2-These people constitute their own socio-cultural system. The language, cultural identity, specific skills and rules they have embedded creates its own discourse and use of multi-modal communication. For examples, they have words and trail names specific to the community, processes for leaving notes on trees, in shelters, and passing along books that is specific to that community
3-These people are body literate. They need to read their bodies for calorie sufficiency given that they do large amounts of hiking in a day and have limited food supplies that they can carry. They monitor symptoms of hydration and read the color of their urine to know what the state of their hydration is. This is very important as they don’t carry much water at all and are dependent upon supplies on the trail. Sometimes these water sources are scarce. They need to survey their health and pain is a good signifier for disease.

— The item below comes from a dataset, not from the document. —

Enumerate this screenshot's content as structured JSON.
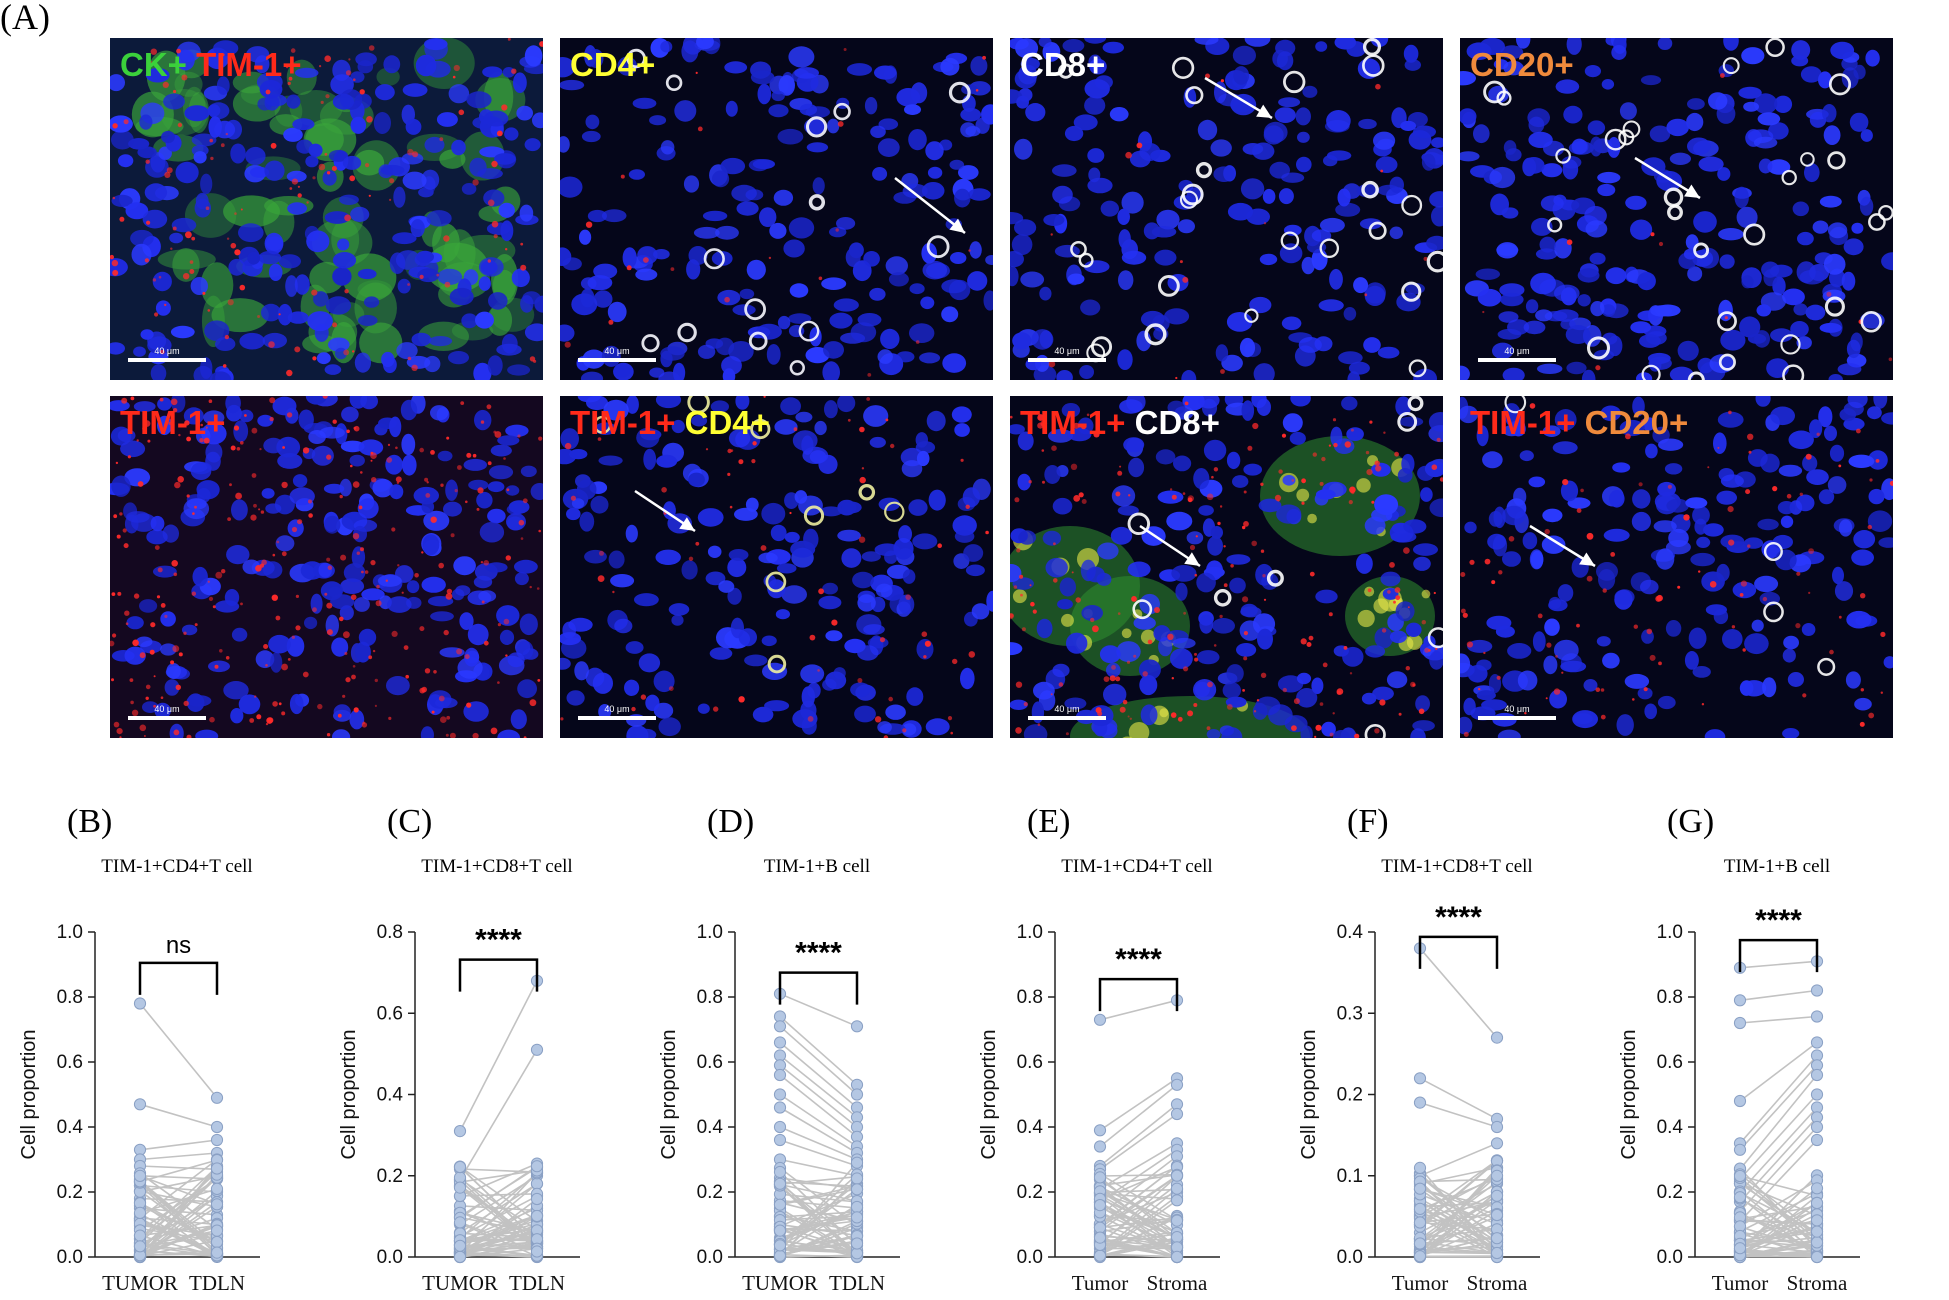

4- Visual literacy is important for reading maps; topography maps and some have the ability to visualize areas based on maps. This is important so that they don’t get lost. Drawings are also used to communicate and reading the environment is often a visual mode.
Two questions from this reading
Q1 Where is the literacy. Here is a group of non -academic people and on close observation they have rich literacy skills. Do we have to seek multi modal literacy on computers or is it so commonplace that we do not see the wood for the trees around us?
Q2 Here is a group of people who speak English but their language is specific to the cultural group to which they belong. Is literacy socio-culturally derived?

This reading relates to my role as a psychiatrist (as I am not a teacher) because I am communicating with people all the time and often trying to understand their backgrounds, cultural context and aiming to find some connectivity within which to make a therapeutic alliance. I have been aware that there are different aspects of language and culture when I compare a 4-year-old child patient, to the 14 year old, 40 year old and 80 year old patient. People who come from different cultural heritages, the ‘bush’, academic background, social classes, gay, health workers, colleagues all have different discourse, language, cultural meanings, needs, capacity for multi-modal access, technology acquisition skills etc. Sometimes it is hard to communicate with people about sensitive issues, especially if people have poor emotional intelligence. This paper helps me to seek the communication in alternate modes.